I thought about Gary Kray and Harvey Milk as I drove down the 5 last night. How these San Franciscans had had these very different, but enduring legacies. They both were a product and a tribute to a city that holds many treasured memories for me.

I must confess now that I’ve buried my lead, and I did it on purpose. Because even more than Gary Kray and Harvey Milk, the person I thought about most as I travelled home was my friend Michael. He’s been the subject and guest star in several of my blogs as well as an occasional guest blogger. His show, at Berkeley Playhouse, a one night only event (so far), was a staged reading of his solo memoir The Oldest Living Cater Waiter: My Life in Three Courses. While he’s been a professional actor for over 25 years, he’s also been a cater waiter for several years. His story is about the juxtaposition of the two careers, the two worlds. It was something I clearly related to, having worked in restaurants, on and off, since I was 19, but it’s a universal theme. Who among us can say that our lives have turned out exactly the way we thought they would?
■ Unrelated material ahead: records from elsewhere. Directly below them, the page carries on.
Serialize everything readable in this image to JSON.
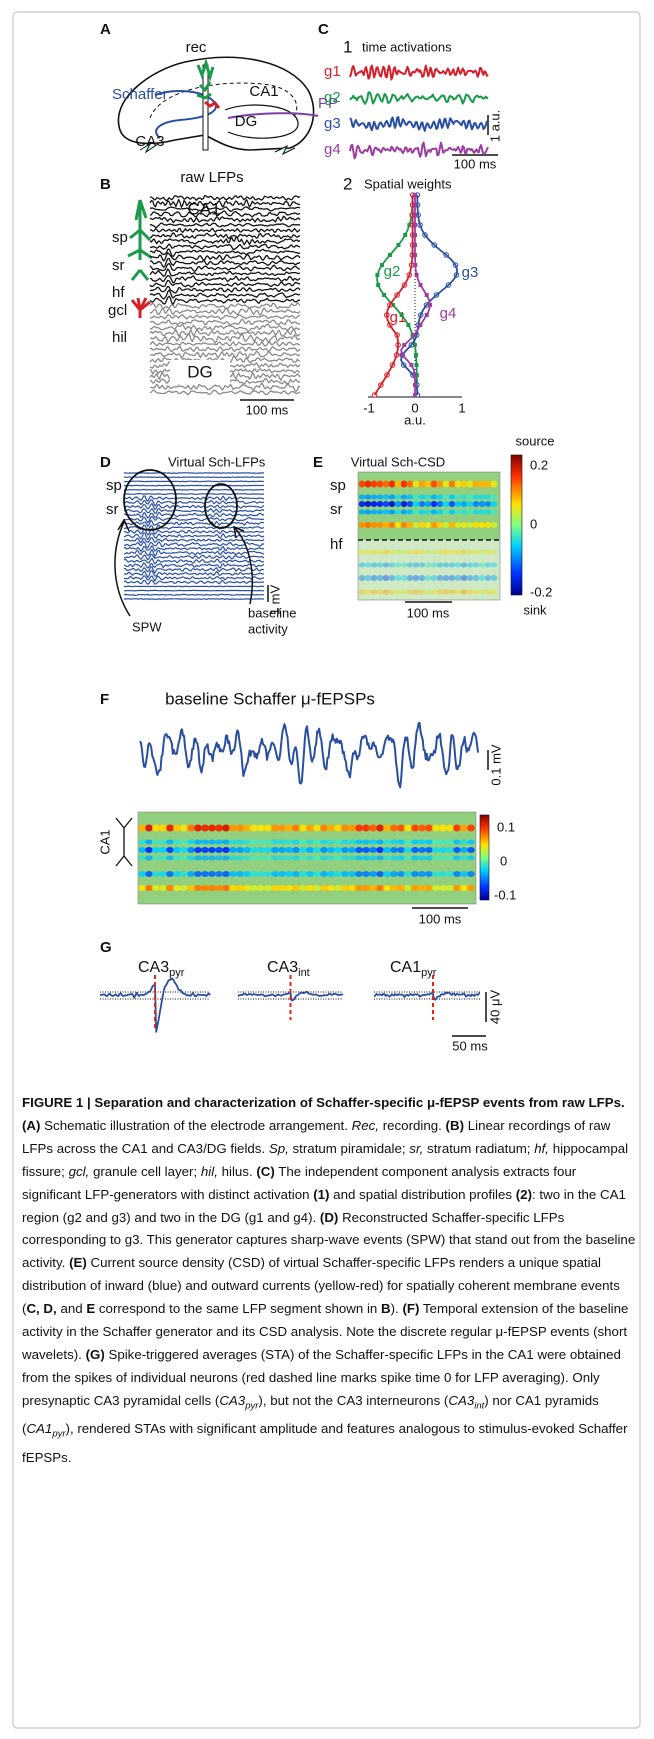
{
  "figure": {
    "panel_a": {
      "letter": "A",
      "rec": "rec",
      "ca1": "CA1",
      "schaffer": "Schaffer",
      "dg": "DG",
      "pp": "PP",
      "ca3": "CA3"
    },
    "panel_b": {
      "letter": "B",
      "title": "raw LFPs",
      "ca1": "CA1",
      "layers": [
        "sp",
        "sr",
        "hf",
        "gcl",
        "hil"
      ],
      "dg": "DG",
      "scale_time": "100 ms"
    },
    "panel_c": {
      "letter": "C",
      "sub1_number": "1",
      "sub1_title": "time activations",
      "generators": [
        "g1",
        "g2",
        "g3",
        "g4"
      ],
      "scale_amp": "1 a.u.",
      "scale_time": "100 ms",
      "sub2_number": "2",
      "sub2_title": "Spatial weights",
      "weight_labels": [
        "g2",
        "g3",
        "g1",
        "g4"
      ],
      "x_ticks": [
        "-1",
        "0",
        "1"
      ],
      "x_label": "a.u."
    },
    "panel_d": {
      "letter": "D",
      "title": "Virtual Sch-LFPs",
      "layers": [
        "sp",
        "sr"
      ],
      "spw": "SPW",
      "baseline": [
        "baseline",
        "activity"
      ],
      "scale_amp": "1 mV"
    },
    "panel_e": {
      "letter": "E",
      "title": "Virtual Sch-CSD",
      "source": "source",
      "sink": "sink",
      "colorbar_ticks": [
        "0.2",
        "0",
        "-0.2"
      ],
      "layers": [
        "sp",
        "sr",
        "hf"
      ],
      "scale_time": "100 ms"
    },
    "panel_f": {
      "letter": "F",
      "title": "baseline Schaffer μ-fEPSPs",
      "scale_amp": "0.1 mV",
      "region": "CA1",
      "colorbar_ticks": [
        "0.1",
        "0",
        "-0.1"
      ],
      "scale_time": "100 ms"
    },
    "panel_g": {
      "letter": "G",
      "cells": [
        {
          "base": "CA3",
          "sub": "pyr"
        },
        {
          "base": "CA3",
          "sub": "int"
        },
        {
          "base": "CA1",
          "sub": "pyr"
        }
      ],
      "scale_amp": "40 μV",
      "scale_time": "50 ms"
    }
  },
  "caption": {
    "runs": [
      "FIGURE 1 | Separation and characterization of Schaffer-specific μ-fEPSP events from raw LFPs.",
      "(A)",
      "Schematic illustration of the electrode arrangement.",
      "Rec,",
      "recording.",
      "(B)",
      "Linear recordings of raw LFPs across the CA1 and CA3/DG fields.",
      "Sp,",
      "stratum piramidale;",
      "sr,",
      "stratum radiatum;",
      "hf,",
      "hippocampal fissure;",
      "gcl,",
      "granule cell layer;",
      "hil,",
      "hilus.",
      "(C)",
      "The independent component analysis extracts four significant LFP-generators with distinct activation",
      "(1)",
      "and spatial distribution profiles",
      "(2)",
      ": two in the CA1 region (g2 and g3) and two in the DG (g1 and g4).",
      "(D)",
      "Reconstructed Schaffer-specific LFPs corresponding to g3. This generator captures sharp-wave events (SPW) that stand out from the baseline activity.",
      "(E)",
      "Current source density (CSD) of virtual Schaffer-specific LFPs renders a unique spatial distribution of inward (blue) and outward currents (yellow-red) for spatially coherent membrane events (",
      "C, D,",
      "and",
      "E",
      "correspond to the same LFP segment shown in",
      "B",
      ").",
      "(F)",
      "Temporal extension of the baseline activity in the Schaffer generator and its CSD analysis. Note the discrete regular μ-fEPSP events (short wavelets).",
      "(G)",
      "Spike-triggered averages (STA) of the Schaffer-specific LFPs in the CA1 were obtained from the spikes of individual neurons (red dashed line marks spike time 0 for LFP averaging). Only presynaptic CA3 pyramidal cells (",
      "CA3",
      "pyr",
      "), but not the CA3 interneurons (",
      "CA3",
      "int",
      ") nor CA1 pyramids (",
      "CA1",
      "pyr",
      "), rendered STAs with significant amplitude and features analogous to stimulus-evoked Schaffer fEPSPs."
    ]
  }
}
Michael’s story made me laugh and cry, with honesty and humility and passion and tenacity. It must also be noted that the theatre (designed by Julia Morgan, btw) was filled by other artists and cater waiters and artist-cater waiters who love and root for Michael as much as I do. I think it’s rare for someone to be as loved, treasured as he is. I’m so proud of the work that he’s done on this show and I look forward to the next chapter.

So, three men. Three very different legacies, but they were the men who permeated my thoughts and even spoke to me on that long drive home last night. I remembered another famous speech by Harvey Milk, about giving people hope, its importance, and how each of these three gave and give me hope in their own ways. It could have been a lonely trip, but I felt I was in good company.